去年の春に先行でデジタルリリースされたフィンランド産モダン・シンフォニック・プログレメタル・プロジェクトのデヴュー作の現物がやっと自主盤でリリースされたので即GET!

フィンランド人マルチ・ミュージシャン Tomi Kankainenは、ブラックメタル・バンドMORNINGSTAR(ではベーシスト。USAのプログHRバンドとは別バンド)やレトロHRバンドHEATHEN HOOF(ではベース兼バッキングシンガー)等のバンドで何十年も音楽活動を続けて来たが、近年になって自身のプログレッシヴ&シンフォ・バンド結成を目指すべく2017年にプロジェクトCONFUSION FIELDでの活動を開始し、2021年4月上旬に記念すべきデヴュー作が完成すると配信リリースされた。

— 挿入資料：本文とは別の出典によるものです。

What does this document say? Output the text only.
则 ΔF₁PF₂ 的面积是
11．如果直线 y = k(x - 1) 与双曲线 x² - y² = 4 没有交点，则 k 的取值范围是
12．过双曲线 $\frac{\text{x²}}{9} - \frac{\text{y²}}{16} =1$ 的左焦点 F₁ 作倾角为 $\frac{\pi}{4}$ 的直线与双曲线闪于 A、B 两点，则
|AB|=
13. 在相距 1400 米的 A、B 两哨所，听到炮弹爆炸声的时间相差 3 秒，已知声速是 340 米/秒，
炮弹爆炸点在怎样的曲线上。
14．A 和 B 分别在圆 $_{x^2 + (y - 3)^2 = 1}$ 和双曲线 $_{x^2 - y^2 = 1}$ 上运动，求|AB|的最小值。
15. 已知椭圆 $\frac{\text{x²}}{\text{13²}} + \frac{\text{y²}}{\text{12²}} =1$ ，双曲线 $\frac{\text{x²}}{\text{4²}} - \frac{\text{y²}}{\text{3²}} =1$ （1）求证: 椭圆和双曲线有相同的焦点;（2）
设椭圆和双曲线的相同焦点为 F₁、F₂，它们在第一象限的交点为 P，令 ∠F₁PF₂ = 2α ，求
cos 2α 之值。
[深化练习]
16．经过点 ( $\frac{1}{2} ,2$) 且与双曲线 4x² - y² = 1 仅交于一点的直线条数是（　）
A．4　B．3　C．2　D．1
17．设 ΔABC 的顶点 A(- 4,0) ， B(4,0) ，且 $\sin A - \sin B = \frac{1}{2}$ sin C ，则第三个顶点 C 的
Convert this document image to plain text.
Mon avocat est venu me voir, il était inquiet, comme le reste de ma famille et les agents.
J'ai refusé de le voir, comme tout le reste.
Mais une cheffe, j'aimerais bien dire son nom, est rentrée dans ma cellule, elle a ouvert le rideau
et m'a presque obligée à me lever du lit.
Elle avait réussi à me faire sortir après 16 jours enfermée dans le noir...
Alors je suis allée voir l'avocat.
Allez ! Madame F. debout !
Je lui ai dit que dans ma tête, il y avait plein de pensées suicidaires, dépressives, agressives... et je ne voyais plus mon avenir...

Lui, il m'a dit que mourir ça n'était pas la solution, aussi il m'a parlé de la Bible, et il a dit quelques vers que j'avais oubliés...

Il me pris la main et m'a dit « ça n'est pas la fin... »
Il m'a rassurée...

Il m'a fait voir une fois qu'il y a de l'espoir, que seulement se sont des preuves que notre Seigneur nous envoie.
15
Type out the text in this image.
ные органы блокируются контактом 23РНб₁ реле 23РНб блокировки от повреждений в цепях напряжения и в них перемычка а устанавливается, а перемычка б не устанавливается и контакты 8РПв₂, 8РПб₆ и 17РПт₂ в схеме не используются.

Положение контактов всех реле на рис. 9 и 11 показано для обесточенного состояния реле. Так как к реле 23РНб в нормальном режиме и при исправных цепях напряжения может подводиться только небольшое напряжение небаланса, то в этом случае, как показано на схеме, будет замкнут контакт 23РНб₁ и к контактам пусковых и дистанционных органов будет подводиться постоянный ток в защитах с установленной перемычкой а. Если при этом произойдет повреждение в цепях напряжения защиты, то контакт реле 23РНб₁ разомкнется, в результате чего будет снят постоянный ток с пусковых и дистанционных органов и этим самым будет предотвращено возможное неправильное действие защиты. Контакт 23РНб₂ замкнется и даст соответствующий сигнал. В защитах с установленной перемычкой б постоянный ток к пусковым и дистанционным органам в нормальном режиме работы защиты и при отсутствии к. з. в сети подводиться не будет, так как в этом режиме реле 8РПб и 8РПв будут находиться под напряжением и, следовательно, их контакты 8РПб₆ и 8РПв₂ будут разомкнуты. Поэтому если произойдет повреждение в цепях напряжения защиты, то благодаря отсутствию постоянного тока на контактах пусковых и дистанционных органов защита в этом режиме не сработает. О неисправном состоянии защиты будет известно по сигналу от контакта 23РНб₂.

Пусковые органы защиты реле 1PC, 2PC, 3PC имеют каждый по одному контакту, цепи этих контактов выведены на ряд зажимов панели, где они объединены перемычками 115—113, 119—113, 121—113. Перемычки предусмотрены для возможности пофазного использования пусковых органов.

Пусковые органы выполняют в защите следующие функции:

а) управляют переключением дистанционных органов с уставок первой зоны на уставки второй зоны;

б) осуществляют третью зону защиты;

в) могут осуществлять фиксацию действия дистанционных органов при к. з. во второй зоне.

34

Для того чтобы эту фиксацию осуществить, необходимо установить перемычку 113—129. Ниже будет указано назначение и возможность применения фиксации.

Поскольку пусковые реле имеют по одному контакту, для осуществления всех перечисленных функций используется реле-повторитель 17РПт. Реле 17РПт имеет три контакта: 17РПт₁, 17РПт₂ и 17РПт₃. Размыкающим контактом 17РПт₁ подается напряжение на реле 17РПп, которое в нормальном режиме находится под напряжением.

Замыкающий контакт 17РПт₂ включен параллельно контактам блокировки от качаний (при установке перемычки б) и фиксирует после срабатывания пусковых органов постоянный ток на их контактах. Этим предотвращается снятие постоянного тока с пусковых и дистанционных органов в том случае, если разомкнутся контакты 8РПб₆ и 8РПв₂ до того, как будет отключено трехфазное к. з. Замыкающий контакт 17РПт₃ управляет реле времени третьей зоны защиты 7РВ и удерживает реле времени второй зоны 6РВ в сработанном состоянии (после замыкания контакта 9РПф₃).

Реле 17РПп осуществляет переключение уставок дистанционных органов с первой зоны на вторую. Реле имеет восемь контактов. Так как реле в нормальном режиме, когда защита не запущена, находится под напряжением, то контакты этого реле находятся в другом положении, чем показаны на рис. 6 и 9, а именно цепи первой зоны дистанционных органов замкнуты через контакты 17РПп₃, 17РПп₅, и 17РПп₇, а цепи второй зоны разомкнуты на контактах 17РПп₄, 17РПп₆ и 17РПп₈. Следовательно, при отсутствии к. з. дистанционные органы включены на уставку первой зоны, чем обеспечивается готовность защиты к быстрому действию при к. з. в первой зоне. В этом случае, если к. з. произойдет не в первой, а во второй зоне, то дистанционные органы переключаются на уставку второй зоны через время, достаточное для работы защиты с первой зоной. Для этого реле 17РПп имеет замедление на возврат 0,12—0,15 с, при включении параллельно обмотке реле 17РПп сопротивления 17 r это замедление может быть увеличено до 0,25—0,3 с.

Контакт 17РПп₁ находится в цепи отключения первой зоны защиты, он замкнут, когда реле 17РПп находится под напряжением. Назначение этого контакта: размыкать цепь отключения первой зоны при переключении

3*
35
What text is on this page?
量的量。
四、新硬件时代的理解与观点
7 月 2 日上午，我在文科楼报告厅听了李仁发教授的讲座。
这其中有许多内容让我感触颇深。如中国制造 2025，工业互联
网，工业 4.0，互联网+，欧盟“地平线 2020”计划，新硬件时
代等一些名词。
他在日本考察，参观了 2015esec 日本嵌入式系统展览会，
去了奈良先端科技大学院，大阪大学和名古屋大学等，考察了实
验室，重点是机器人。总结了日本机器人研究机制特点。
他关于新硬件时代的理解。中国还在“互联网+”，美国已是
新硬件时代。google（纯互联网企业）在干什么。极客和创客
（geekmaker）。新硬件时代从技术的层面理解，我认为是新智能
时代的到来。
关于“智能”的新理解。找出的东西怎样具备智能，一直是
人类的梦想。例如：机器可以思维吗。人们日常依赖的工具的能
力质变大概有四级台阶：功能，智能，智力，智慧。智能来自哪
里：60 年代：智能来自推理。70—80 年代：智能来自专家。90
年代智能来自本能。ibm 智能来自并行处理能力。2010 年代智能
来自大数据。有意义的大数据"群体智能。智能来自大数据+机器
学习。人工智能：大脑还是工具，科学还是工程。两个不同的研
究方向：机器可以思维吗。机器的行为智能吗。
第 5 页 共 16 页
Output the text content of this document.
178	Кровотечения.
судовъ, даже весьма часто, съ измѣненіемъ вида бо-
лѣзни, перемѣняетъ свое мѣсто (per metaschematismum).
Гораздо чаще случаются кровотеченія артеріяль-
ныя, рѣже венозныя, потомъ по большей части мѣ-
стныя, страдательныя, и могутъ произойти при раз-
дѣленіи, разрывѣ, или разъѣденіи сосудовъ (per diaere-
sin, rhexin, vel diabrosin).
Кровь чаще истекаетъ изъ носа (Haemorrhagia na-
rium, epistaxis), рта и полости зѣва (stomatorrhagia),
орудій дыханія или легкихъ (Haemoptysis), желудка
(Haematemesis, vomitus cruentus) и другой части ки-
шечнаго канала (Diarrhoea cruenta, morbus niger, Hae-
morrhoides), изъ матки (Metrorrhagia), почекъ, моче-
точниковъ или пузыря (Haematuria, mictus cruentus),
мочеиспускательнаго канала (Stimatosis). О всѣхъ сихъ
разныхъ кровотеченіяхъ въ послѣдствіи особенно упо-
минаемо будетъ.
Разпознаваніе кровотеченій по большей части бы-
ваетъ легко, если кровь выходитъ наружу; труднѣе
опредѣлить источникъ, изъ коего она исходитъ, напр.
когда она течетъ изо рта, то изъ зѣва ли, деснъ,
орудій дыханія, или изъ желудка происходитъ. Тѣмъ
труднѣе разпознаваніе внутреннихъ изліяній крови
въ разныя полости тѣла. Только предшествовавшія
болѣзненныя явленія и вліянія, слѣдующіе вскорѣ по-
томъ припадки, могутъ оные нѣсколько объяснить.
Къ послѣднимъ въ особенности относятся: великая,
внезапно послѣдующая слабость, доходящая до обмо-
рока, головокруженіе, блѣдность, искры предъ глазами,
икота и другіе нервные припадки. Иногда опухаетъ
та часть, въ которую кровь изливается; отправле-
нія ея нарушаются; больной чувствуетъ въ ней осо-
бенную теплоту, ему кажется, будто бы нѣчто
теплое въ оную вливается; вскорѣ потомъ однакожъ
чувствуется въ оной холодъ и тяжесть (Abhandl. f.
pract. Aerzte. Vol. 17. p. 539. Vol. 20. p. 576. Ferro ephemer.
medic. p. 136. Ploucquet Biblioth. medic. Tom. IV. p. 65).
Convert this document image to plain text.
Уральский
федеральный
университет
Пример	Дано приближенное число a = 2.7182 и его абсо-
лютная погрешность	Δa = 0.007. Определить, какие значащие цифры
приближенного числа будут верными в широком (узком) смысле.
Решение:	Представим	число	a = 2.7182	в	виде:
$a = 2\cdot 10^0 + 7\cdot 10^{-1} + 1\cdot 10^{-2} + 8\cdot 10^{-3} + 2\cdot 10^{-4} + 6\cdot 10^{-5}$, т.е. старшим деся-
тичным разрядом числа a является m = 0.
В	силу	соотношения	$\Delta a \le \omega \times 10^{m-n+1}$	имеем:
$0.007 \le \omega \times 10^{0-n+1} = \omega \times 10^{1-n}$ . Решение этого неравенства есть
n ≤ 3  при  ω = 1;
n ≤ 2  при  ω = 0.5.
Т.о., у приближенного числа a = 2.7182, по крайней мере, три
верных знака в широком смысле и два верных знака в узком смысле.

まだ正式なバンド形態に成ってはいないが、長年のバンド仲間であるドラマー Petri Honkonen (元MORNINGSTAR、元RAUTAKELLO)とリードギタリスト Markus Jamsen (元SWALLOW THE SUN、元RAUTAKELLO)を招き、バンド名が指し示すようにプログレ、ユーロ・ポップ、HM等々の様々な音楽要素をMIXさせ、北欧ミュージシャンの作品らしくメランコリックなサウンドスケープを基軸に、デヴュー作と思えぬ洗練度と、アトモスフェリックに広がるエレクトロニック・サウンドが描き出す風景とシンセサイザーが築く重厚でダークな音像が折り重なりながら、Devin Townsend、OSI、NOSOUND等に近い、打ち込み、ループ等が巧みに使われたアンビエントなポストロックのタッチを加え、シンフォ・サイドからはRIVERSIDEやPORCUPINE TREE等からの影響を、デスメタルやゴシックHMサイドからはKATATONIAやSOEN等からの影響を交差させつつ、モダンでデジタリーなシンフォニック・プログ・メタルというユニークな融合サウンドを聴かせている。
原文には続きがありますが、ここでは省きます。